La columna de EL PAÍS celebra la Feria Internacional del Libro de Guadalajara (FIL), destacando su inigualable valor como un foro de integración cultural en un contexto global y regional marcado por la polarización política. La autora describe la FIL, que celebra su 39ª edición, no solo como el evento editorial más grande en español y el segundo más importante del mundo después de Fráncfort, sino como un «territorio neutral» y un espacio simbólico donde Latinoamérica dialoga y concibe sus posibilidades futuras.
La principal fortaleza de la FIL no reside en sus cifras, sino en su capacidad para tejer redes a través del idioma compartido. En una región con grandes distancias y contrastes, la feria actúa como un «nudo» vital donde convergen autores, editores transnacionales, casas independientes, agentes y lectores. Esta confluencia es fundamental para que obras de circuitos pequeños logren audiencias más amplias y para que proyectos culturales encuentren la colaboración que necesitan para ser sostenibles. La FIL es, por ello, un barómetro esencial del ecosistema literario hispano.
En esta edición, la elección de Barcelona como invitada de honor subraya la importancia histórica del puente cultural y literario entre América Latina y España. Barcelona, referente indiscutible de la edición en español, ha sido históricamente un refugio y un centro de consolidación para la literatura latinoamericana. Su presencia no es meramente ceremonial, sino que se interpreta como una «relectura de ese lazo» en un momento en que ambas orillas necesitan consolidar modelos editoriales sostenibles y revitalizar el intercambio cultural. La exhibición de la vitalidad de las letras en castellano y catalán refuerza este vínculo.

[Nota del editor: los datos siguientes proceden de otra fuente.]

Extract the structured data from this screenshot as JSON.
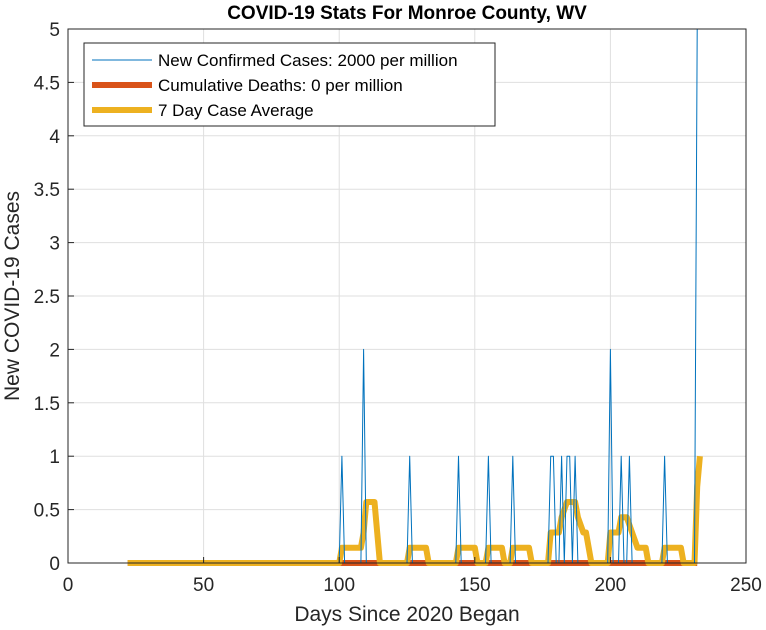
{
  "chart_data": {
    "type": "line",
    "title": "COVID-19 Stats For Monroe County, WV",
    "xlabel": "Days Since 2020 Began",
    "ylabel": "New COVID-19 Cases",
    "xlim": [
      0,
      250
    ],
    "ylim": [
      0,
      5
    ],
    "xticks": [
      "0",
      "50",
      "100",
      "150",
      "200",
      "250"
    ],
    "yticks": [
      "0",
      "0.5",
      "1",
      "1.5",
      "2",
      "2.5",
      "3",
      "3.5",
      "4",
      "4.5",
      "5"
    ],
    "grid": true,
    "legend_position": "top-left",
    "series": [
      {
        "name": "New Confirmed Cases: 2000 per million",
        "color": "#0072BD",
        "line_width": "thin",
        "points": [
          [
            22,
            0
          ],
          [
            100,
            0
          ],
          [
            101,
            1
          ],
          [
            102,
            0
          ],
          [
            108,
            0
          ],
          [
            109,
            2
          ],
          [
            110,
            0
          ],
          [
            125,
            0
          ],
          [
            126,
            1
          ],
          [
            127,
            0
          ],
          [
            143,
            0
          ],
          [
            144,
            1
          ],
          [
            145,
            0
          ],
          [
            154,
            0
          ],
          [
            155,
            1
          ],
          [
            156,
            0
          ],
          [
            163,
            0
          ],
          [
            164,
            1
          ],
          [
            165,
            0
          ],
          [
            177,
            0
          ],
          [
            178,
            1
          ],
          [
            179,
            1
          ],
          [
            180,
            0
          ],
          [
            181,
            0
          ],
          [
            182,
            1
          ],
          [
            183,
            0
          ],
          [
            184,
            1
          ],
          [
            185,
            1
          ],
          [
            186,
            0
          ],
          [
            187,
            1
          ],
          [
            188,
            0
          ],
          [
            199,
            0
          ],
          [
            200,
            2
          ],
          [
            201,
            0
          ],
          [
            203,
            0
          ],
          [
            204,
            1
          ],
          [
            205,
            0
          ],
          [
            206,
            0
          ],
          [
            207,
            1
          ],
          [
            208,
            0
          ],
          [
            219,
            0
          ],
          [
            220,
            1
          ],
          [
            221,
            0
          ],
          [
            231,
            0
          ],
          [
            232,
            5
          ]
        ]
      },
      {
        "name": "Cumulative Deaths: 0 per million",
        "color": "#D95319",
        "line_width": "thick",
        "points": [
          [
            22,
            0
          ],
          [
            232,
            0
          ]
        ]
      },
      {
        "name": "7 Day Case Average",
        "color": "#EDB120",
        "line_width": "thick",
        "points": [
          [
            22,
            0
          ],
          [
            100,
            0
          ],
          [
            101,
            0.143
          ],
          [
            108,
            0.143
          ],
          [
            109,
            0.286
          ],
          [
            110,
            0.571
          ],
          [
            113,
            0.571
          ],
          [
            114,
            0.286
          ],
          [
            115,
            0
          ],
          [
            125,
            0
          ],
          [
            126,
            0.143
          ],
          [
            132,
            0.143
          ],
          [
            133,
            0
          ],
          [
            143,
            0
          ],
          [
            144,
            0.143
          ],
          [
            150,
            0.143
          ],
          [
            151,
            0
          ],
          [
            154,
            0
          ],
          [
            155,
            0.143
          ],
          [
            160,
            0.143
          ],
          [
            161,
            0
          ],
          [
            163,
            0
          ],
          [
            164,
            0.143
          ],
          [
            170,
            0.143
          ],
          [
            171,
            0
          ],
          [
            177,
            0
          ],
          [
            178,
            0.286
          ],
          [
            181,
            0.286
          ],
          [
            182,
            0.429
          ],
          [
            184,
            0.571
          ],
          [
            187,
            0.571
          ],
          [
            188,
            0.429
          ],
          [
            190,
            0.286
          ],
          [
            191,
            0.286
          ],
          [
            192,
            0.143
          ],
          [
            193,
            0
          ],
          [
            199,
            0
          ],
          [
            200,
            0.286
          ],
          [
            203,
            0.286
          ],
          [
            204,
            0.429
          ],
          [
            206,
            0.429
          ],
          [
            208,
            0.286
          ],
          [
            210,
            0.143
          ],
          [
            213,
            0.143
          ],
          [
            214,
            0
          ],
          [
            219,
            0
          ],
          [
            220,
            0.143
          ],
          [
            226,
            0.143
          ],
          [
            227,
            0
          ],
          [
            231,
            0
          ],
          [
            232,
            0.714
          ],
          [
            233,
            1
          ]
        ]
      }
    ]
  }
}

El artículo concluye que la FIL demuestra cada año que la cultura sigue siendo uno de los pocos ámbitos donde las alianzas prevalecen. Mientras el lenguaje se desgasta en la arena política, los libros recuperan su poder como instrumentos de unión y diálogo. Guadalajara ofrece el ecosistema ideal, con su mezcla de rigor profesional y fiesta popular, para que estas conexiones se mantengan. La FIL no solo sobrevive, sino que se expande porque, más allá de fracturas e ideologías, los libros continúan recordando que la cultura es la forma más poderosa de integración entre las distintas partes del mundo hispanohablante.